I’m curvy, even fat, but there are a heck of a lot of people who are think I am beautiful. However, honestly, I don’t care much anymore what people think. To my great joy, I am being used for great things. Whereas once I needed to be healed, now I am used to serve, help and heal others. That I am healthy enough to speak into others’ lives is the greatest encouragement of all to me. I’m still on this journey, but every day I am learning a bit more about love, beauty and freedom.
And right alongside me is my friend who did not die but also has grown into freedom. Whenever I look at her I am overwhelmed with how far she has come. She knows she is beautiful and free; every day I see her growing in Truth. In fact, she started a blog and a movement that is changing lives with her story, passion, and great love. Just as she changed my life. My beautiful sister Merry; whose blog you are looking at right now.

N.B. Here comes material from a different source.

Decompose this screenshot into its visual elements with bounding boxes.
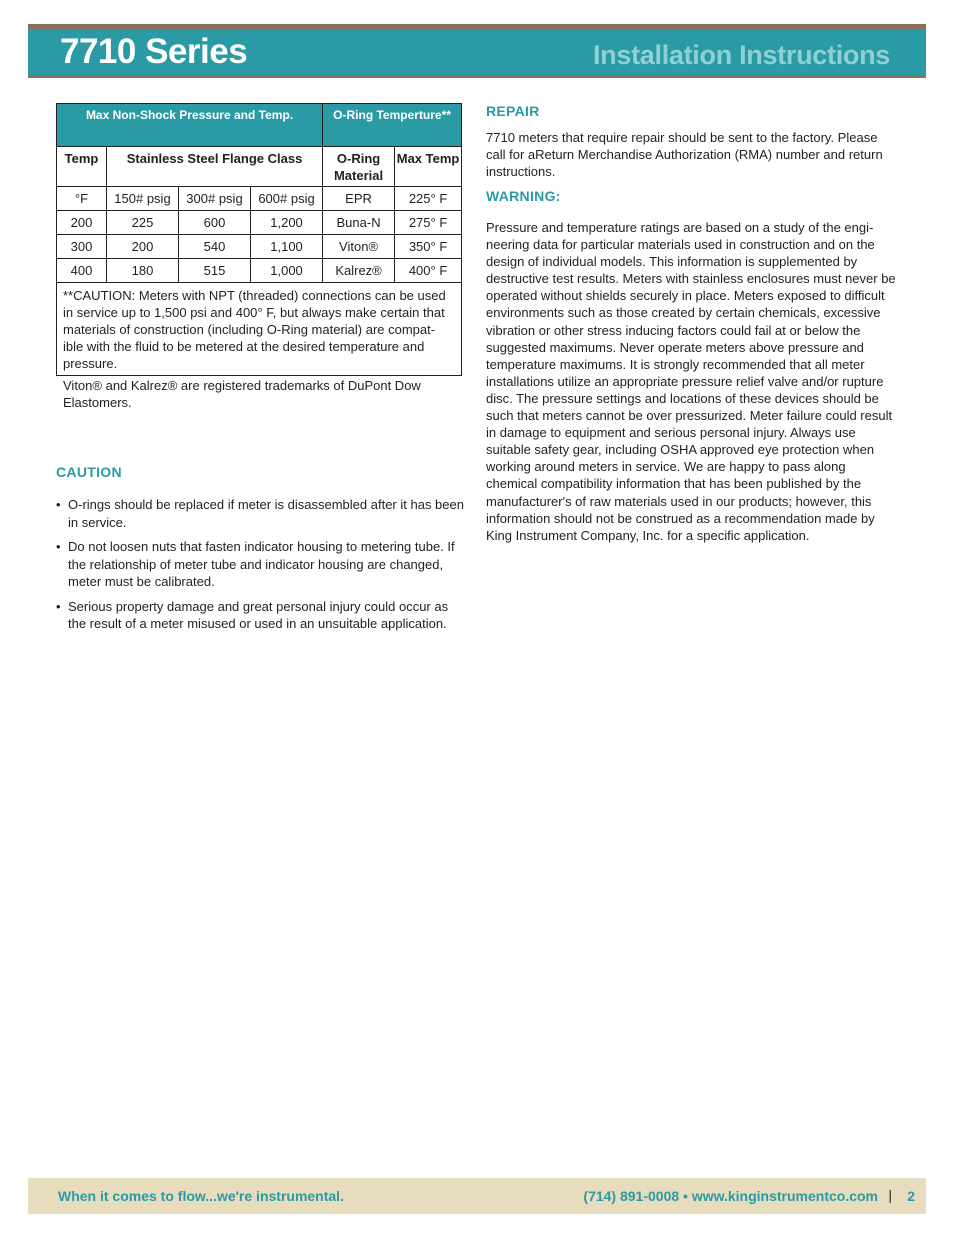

Merry and me, we’re not superheroes. Our stories aren’t way out there, once in a lifetime, nice but totally unrealistic. I’m real, I’m very imperfect, I’m me…a run of the mill, everyday girl not so different from you. I’m also free, beautiful, and loved. Remember that, remember that whoever you are, wherever you are on this long hard road, you are not alone and you are not a lost cause. There is hope and freedom even for you…even for me. Keep fighting, keep going, and keep getting back up no matter how many times you mess up. Skinny is a lie. You and me; we are so, so much more.